Outros admitem que há menos vendas mas temem que uma nova mudança confunda mais ao público. A Câmara Municipal procura um novo espaço e muitos vendedores reclamam uma localização mais central

 

Os postos se transferiram ao localização atual em 2012. Inicialmente, os vendedores realizaram protestos. A maior/velho distância do lugar coincidiu nessa altura com os efeitos da crise económica. -

LOLA LUCEÑO
15/03/2020

O mercado franco não é o que era. Após sua criação em 1977, o Caminho Plano tornou-se num autêntico formigueiro de clientes de toda a cidade e dos povos/povoações da província. Literalmente, não se cabia desde/a partir de a praça/vaga Castanha até Colón, entre postos de frutas, enchidos, roupa, {calderería}, sapatos, flores e fitas de cassete, onde O {Fary} e {Chiquetete} eram os reis. Logo, em 1988, se transferiu ao Rodeio para ganhar mais espaço e, embora não era o mesmo, funcionava bem. Em finais de os 90 desembarcou na ronda da Ardósia, que ao início não gostou mas logo se punha cada quarta-feira até à bandeira. No entanto, sua mudança a Vegas del Mocho em 2012 sim supôs um antes e um depois: sua distância diminuiu público e a crise económica fez o resto.

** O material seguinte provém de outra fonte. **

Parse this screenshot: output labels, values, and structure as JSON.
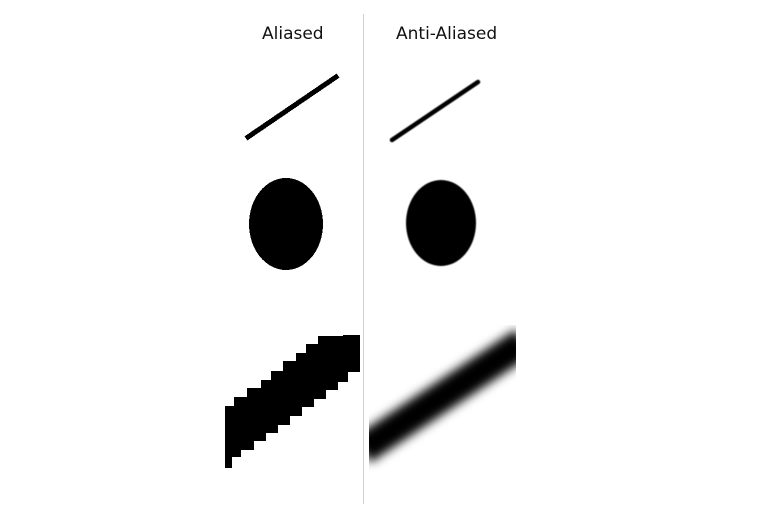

A nova corporação municipal comprometeu-se a transferir o feira tão cedo quanto possível. Evidentemente tudo ficou em suspenso pelo coronavirus, mesmo o próprio mercado não celebrar-se-á por enquanto. Mas durante os último meses já se têm vindo valorizando diferentes parcelas municipais disponíveis, como Charca {Musia} ou as traseiras de Mercadona, junto à ronda Norte, segundo publicou este diário/jornal na sua edição de 19/12/2019. ¿Mas que preferem realmente os vendedores? O Jornal EXTREMADURA se transferiu na quarta-feira ao feira para apresentar-los a questão. Não há uma resposta unânime.

Muitos preferem uma localização mais central e esperam que a Câmara Municipal escolha a adequada para os interesses de todos: público, vendedores, residentes.... Mas um bom número teme que outra mudança seja pior, agora que os cacerenhos têm aprendido a chegar até Vegas del Mocho, embora o façam com menos frequência. Noutras palavras, querem assegurar-se pelo menos o que têm.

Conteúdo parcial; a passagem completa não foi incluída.